Ребенок же имеет слов еще меньше. Поэтому он осужден на молчанье, невольно является самым замкнутым из всех существ.
Память участвует в моих мыслях лишь косвенно. Оказывается, что сделать абстракции детских веяний из психики взрослого человека можно только тогда, когда сохранилась память о внешних фактах, с которыми связано то или иное созерцательное состояние, та или иная эмоция.

* * *
Мы живем на «даче Морозовых». Я уже тогда знаю ее под этим именем. Застекленный, залитый солнцем балкон и маленький палисадничек с анютиными глазками. Помню, как мне сообщили их названье и как я сосредоточенно разглядывал их. Было что-то соблазняющее и приятное в их пестроте.
Мне исполнилось три года в то лето. Должно быть, уже и тогда я по многу часов проводил на берегу моря. Широкий судакский пляж был довольно пустынен; и под аккомпанемент волны на фоне динамической и яркой картины воды и неба далеко слева вырастало что-то большое, желтое, зубчатое, немного страшное, длинно вытянувшееся в море.

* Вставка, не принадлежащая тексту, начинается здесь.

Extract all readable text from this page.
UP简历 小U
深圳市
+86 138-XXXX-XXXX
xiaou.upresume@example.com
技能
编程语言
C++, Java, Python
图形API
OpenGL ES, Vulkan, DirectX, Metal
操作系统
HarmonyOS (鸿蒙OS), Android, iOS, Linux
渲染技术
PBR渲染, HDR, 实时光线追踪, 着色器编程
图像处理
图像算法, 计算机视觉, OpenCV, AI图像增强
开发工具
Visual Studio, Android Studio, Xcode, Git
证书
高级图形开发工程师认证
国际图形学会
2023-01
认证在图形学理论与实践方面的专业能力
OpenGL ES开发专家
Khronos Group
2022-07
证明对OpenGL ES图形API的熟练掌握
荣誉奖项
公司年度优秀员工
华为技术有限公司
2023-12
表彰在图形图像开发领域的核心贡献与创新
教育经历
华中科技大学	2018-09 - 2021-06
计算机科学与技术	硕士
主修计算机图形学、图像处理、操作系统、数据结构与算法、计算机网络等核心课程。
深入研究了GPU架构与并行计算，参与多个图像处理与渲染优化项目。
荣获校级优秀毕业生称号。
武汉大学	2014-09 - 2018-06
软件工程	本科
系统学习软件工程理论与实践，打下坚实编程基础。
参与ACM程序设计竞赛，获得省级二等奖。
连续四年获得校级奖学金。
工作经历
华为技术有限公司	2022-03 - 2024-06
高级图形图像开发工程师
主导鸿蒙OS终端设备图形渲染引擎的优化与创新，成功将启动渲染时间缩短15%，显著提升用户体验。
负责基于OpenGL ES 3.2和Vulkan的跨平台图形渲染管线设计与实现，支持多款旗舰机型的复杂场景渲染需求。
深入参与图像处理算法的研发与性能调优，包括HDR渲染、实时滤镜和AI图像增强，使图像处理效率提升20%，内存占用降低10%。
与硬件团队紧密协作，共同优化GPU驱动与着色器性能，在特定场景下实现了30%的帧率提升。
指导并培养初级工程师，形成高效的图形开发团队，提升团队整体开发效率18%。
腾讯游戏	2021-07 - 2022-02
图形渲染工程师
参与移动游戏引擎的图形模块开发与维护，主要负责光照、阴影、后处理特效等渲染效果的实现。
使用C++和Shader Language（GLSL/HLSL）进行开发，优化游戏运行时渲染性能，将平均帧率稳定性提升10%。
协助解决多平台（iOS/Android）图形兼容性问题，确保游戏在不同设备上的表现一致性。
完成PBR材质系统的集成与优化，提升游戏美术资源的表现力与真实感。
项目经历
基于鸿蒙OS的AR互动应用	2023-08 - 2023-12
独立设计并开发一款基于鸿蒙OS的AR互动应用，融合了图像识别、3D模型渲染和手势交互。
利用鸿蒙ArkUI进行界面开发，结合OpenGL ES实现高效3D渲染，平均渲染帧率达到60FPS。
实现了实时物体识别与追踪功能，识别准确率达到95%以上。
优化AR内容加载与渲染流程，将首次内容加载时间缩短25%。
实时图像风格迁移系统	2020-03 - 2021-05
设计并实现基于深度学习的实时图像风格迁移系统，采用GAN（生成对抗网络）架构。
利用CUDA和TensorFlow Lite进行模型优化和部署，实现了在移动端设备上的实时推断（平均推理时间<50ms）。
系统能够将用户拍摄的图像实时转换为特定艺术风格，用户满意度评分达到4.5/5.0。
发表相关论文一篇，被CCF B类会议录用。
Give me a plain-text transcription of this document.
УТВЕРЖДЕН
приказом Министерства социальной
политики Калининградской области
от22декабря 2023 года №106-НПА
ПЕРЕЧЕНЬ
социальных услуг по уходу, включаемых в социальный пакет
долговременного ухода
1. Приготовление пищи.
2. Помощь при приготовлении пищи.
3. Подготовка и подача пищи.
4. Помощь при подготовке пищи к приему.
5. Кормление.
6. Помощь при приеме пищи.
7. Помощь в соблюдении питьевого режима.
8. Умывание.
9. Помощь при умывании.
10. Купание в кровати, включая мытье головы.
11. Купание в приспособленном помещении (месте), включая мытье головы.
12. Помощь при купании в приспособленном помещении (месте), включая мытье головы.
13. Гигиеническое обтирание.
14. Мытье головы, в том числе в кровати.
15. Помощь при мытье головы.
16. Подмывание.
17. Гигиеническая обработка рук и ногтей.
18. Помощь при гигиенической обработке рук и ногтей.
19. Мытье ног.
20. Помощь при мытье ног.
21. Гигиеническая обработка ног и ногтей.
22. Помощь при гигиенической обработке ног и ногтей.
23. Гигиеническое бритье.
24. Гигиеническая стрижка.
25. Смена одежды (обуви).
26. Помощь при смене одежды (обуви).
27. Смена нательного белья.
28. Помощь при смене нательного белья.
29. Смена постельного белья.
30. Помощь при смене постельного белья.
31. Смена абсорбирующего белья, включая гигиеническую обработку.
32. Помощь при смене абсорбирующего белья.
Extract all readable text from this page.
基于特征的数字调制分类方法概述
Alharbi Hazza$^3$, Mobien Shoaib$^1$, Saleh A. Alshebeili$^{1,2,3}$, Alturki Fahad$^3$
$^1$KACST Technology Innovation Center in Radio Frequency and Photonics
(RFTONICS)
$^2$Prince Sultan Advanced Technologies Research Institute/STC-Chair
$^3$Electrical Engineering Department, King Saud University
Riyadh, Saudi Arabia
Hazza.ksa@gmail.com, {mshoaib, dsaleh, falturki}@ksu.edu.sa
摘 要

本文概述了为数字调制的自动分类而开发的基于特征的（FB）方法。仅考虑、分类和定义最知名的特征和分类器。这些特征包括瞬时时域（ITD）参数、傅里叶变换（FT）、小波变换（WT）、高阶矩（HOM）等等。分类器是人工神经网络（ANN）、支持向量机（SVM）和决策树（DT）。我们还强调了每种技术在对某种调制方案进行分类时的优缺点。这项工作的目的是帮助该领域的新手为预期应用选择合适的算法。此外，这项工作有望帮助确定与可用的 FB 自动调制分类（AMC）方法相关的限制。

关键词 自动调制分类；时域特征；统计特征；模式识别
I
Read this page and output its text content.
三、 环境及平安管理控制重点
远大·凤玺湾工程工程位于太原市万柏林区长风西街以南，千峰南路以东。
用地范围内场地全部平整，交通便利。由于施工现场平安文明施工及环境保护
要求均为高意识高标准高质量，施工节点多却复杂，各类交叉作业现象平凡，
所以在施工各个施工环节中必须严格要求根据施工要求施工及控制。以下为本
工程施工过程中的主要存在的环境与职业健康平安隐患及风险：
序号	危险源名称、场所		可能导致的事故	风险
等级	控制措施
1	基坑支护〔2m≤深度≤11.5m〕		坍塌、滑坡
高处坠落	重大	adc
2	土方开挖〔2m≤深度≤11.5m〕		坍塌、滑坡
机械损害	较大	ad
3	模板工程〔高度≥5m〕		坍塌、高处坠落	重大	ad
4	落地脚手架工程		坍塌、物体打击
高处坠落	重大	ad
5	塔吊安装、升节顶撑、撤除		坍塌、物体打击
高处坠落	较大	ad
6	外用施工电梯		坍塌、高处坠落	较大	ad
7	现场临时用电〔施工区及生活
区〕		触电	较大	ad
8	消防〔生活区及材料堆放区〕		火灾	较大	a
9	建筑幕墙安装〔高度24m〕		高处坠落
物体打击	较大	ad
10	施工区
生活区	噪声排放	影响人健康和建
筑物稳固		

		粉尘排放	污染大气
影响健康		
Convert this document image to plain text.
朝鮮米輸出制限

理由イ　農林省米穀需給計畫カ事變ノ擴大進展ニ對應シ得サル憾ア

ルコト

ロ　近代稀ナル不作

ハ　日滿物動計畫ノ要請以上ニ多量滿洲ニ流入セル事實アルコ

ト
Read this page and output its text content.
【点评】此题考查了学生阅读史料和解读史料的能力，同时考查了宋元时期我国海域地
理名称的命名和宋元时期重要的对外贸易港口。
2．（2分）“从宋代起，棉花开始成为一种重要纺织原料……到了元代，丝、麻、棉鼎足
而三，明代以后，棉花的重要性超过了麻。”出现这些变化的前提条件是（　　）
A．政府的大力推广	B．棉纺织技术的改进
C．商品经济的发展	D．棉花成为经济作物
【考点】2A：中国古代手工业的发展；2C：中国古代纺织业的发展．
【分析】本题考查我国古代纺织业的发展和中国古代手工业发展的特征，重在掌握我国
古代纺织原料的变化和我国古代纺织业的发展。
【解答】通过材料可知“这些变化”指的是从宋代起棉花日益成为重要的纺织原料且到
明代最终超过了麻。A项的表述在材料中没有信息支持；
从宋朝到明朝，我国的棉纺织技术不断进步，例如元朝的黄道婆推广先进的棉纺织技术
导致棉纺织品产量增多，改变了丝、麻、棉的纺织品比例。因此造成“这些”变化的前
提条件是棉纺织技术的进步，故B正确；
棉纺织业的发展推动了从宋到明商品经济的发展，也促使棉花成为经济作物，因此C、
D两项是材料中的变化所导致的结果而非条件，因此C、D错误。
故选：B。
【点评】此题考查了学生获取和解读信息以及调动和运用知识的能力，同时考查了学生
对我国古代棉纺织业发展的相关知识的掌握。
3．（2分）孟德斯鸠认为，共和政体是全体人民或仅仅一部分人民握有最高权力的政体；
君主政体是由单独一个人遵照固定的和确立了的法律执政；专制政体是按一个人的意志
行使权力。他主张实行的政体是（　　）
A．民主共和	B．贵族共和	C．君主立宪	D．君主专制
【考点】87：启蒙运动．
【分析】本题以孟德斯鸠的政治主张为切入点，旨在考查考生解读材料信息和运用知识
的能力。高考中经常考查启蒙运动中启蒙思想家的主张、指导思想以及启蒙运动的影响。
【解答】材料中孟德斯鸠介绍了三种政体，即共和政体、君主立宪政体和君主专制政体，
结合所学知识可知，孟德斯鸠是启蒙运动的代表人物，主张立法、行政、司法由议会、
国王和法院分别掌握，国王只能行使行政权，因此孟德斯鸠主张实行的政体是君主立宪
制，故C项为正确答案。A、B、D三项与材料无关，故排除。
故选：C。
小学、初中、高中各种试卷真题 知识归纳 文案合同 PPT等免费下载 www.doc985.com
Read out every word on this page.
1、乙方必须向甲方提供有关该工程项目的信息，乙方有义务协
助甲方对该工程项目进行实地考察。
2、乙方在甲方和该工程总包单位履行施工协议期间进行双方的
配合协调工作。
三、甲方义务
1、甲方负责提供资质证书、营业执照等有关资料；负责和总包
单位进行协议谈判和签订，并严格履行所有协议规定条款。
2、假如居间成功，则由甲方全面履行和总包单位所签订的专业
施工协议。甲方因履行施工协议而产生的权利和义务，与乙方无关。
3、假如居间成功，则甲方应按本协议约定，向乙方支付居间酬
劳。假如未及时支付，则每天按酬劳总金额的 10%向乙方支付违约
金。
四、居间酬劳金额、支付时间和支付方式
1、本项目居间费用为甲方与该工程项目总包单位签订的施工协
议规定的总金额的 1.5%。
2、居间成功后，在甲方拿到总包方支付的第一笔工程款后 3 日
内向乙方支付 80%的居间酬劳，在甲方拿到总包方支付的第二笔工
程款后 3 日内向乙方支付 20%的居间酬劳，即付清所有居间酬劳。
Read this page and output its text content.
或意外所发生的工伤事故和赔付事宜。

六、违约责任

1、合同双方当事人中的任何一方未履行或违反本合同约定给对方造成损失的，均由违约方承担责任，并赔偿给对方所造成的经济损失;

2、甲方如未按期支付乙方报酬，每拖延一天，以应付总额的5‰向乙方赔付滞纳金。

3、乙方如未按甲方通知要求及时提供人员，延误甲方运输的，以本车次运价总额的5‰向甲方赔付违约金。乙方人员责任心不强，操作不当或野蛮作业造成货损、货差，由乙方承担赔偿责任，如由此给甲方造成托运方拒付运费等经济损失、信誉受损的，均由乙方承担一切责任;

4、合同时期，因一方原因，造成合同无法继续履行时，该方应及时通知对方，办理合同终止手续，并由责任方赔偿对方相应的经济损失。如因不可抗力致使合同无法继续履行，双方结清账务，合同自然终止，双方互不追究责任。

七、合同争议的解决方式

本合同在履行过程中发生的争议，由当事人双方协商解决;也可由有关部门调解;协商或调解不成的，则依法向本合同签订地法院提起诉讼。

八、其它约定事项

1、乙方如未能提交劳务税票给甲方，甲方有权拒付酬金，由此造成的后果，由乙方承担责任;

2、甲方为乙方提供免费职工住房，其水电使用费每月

Это была гора Алчак, ограничивающая Судакскую бухту с востока.
Глядя на детей, я впоследствии не раз спрашивал себя: видит ли ребенок дали? Как воспринимает он горизонт, бахрому дальних лесов, профили и фасы гор, складки на их поверхности?
Конечно, он видит их, но видит совсем по-иному. В душе его, не заполненной предметностями, не устроенной еще для упорядочения и классификации вещей, отдаленные предметы отражаются не красками, не линиями, на которые их разлагает взрослый, вооруженный нужным для этого материалом, – а какою-то иной сущностью, действующей непосредственно на чувство. Я ощущаю сейчас Алчак как что-то жуткое и большое, тяготеющее над всем моим ранним детством.
Уже впоследствии, в пять-семь лет, смотря на него, я различил его цвет, его скалистые ребра, его каменную корону на самом конце и выделил все это из единого непередаваемого чувства-ощущения. Чувства-ощущения – вот точное психологическое наименование тех переживаний, которые уже непостижимы для взрослого в таком количестве и с такой яркостью. Они-то и есть неотъемлемое богатство ребенка, которым живет и созидается его мир.
Предметы, находящиеся в детской, рядом со мной, и другие, тоже близкие – деревья, дорога, – в три года уже, по-видимому, редко вызывают их. Эти предметы вошли в общие категории. Они уже имеют название. Я с ними орудую, я их вижу с разных сторон. У них определился объем, заняв некоторую часть известного мне пространства. И они уже не те: они уже незаметны, стали за своими собственными понятиями. Даже дома, заборы, дорожки палисада способны очень скоро перейти в область слишком знакомых, не вызывающих любопытства восприятий. Очень быстро глаз привыкает к прямым линиям, прямым углам, однотипным краскам...
Отдаленные же ландшафты, в частности горы, несут в себе всегда нечто непривычное, не разложимое на столь простые элементы. Недосягаемость далей и их отъединенность от всего интимного, домашнего практически сохраняют за ними их свежесть. Они – предмет величайшего любопытства ребенка, но безмолвного, с которым он большей частью не обращается к взрослым.
Известно, что ребенок задает очень много вопросов, но известно ли, что это лишь ничтожная доля того, что ему хочется знать и о чем он не может спросить?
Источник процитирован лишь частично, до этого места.